Toda guerra tem como consequência histórias terríveis que serão contadas pelos sobreviventes e passadas adiantes a seus descendentes. E nesse sentido, se olharmos com mais atenção, podemos perceber que a maioria (se não todas) as histórias de contos de fadas clássicas são oriundas de períodos de guerra, de pandemia e de muita dor nas cidades, servindo como recurso não só para não deixar o registro desaparecer com os bombardeiros e mortes, mas também de tentar passar o conhecimento através de uma narrativa mais suave, principalmente às crianças, que precisavam ter o conhecimento sobre a realidade que as cercava, ainda que com a utilização de palavras mais dóceis. Caminhando estes passos, estreia nesse grande feriadão o longa de animação ‘A Mais Preciosa das Cargas’.
Durante a Segunda Guerra Mundial, um trem atravessa a floresta no interior da Europa, levando centenas de milhares de pessoas judias para os centros de concentração nazista. Num vilarejo esquecido entre os trilhos, uma mulher vive o luto de ter perdido seus filhos para a fome, enquanto seu marido, um pobre lenhador, corta filetes de lenha na floresta e tenta se manter firme, pois apesar da perda, o fato de não ter mais filhos significa menos uma boca para alimentar. Certo dia, em meio a tanta dor, a jovem mulher pede aos céus por um milagre de conseguir um filho, até que, de repente, aos pés do trilho do trem, ela ouve um choro de um bebê. Decidida a cuidar desta criança independentemente de suas origens, a mulher leva o bebê para casa, o que causa uma mudança brusca na paupérrima vida dessa pequena família.

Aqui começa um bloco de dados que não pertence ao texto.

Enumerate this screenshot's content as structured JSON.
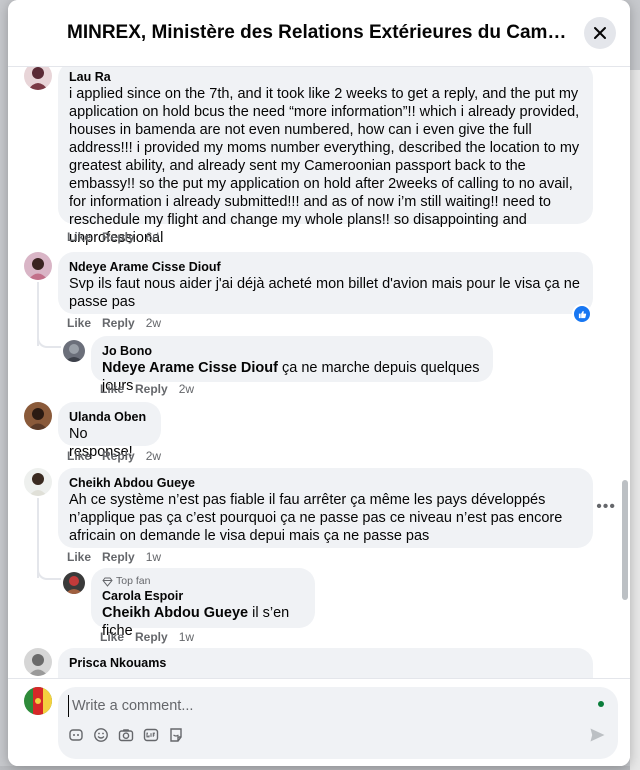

Com um traço que mistura nanquim e aquarela num formato 2D, o espectador é transportado a duas sensações estéticas a partir desta escolha: uma, que estamos vendo uma história em quadrinho em movimento (e, não coincidentemente, é baseado na HQ ‘A Mercadoria Mais Preciosa: Uma Fábula’, de Jean-Claude Grumberg), pois as passagens de cena são realizadas com uma fotografia que lembra como é desenhado cada quadrado de uma HQ, priorizando os elementos importantes da cena no centro ou na luz; a outra sensação é a de sermos transportados para uma região árida do Holocausto, perto demais do terror, desinteressante demais para uma invasão – e, portanto, um olhar diferente sobre aquele período.
O domínio da direção e do roteiro adaptado do realizador Michel Hazanavicius (indicado à Palma de Ouro em 2024 por este trabalho) atravessa o longa com sutileza, respeito e muita intenção de dizer o que não é dito. Com pouquíssimos diálogos e personagens cuja firmeza dos traços faciais são ocultadas, a narrativa vai se desenrolando em múltiplas interpretações: quem quiser, poderá assistir à jornada de uma mãe enlutada em ter uma nova criança para cuidar; ou, ainda, poderá assistir a (mais) uma cruel face do Holocausto, que obrigou a tantas escolhas irreversíveis; há, ainda, a história de um homem endurecido pela vida e pelas perdas, que sutilmente começa a voltar a sentir o pulsar da vida nas coisas; há a faceta da intolerância religiosa, da fome, do desemprego ou, mesmo ainda, de como a contemporaneidade ainda carrega vestígios desse passado sombrio.
‘A Mais Preciosa das Cargas’ merece toda a atenção do espectador. Belo, delicado, gentil e tristíssimo, este filme desavisadamente toca o coração de quem o assiste ao apontar que a mais preciosa das cargas é, também, a mais pesada delas.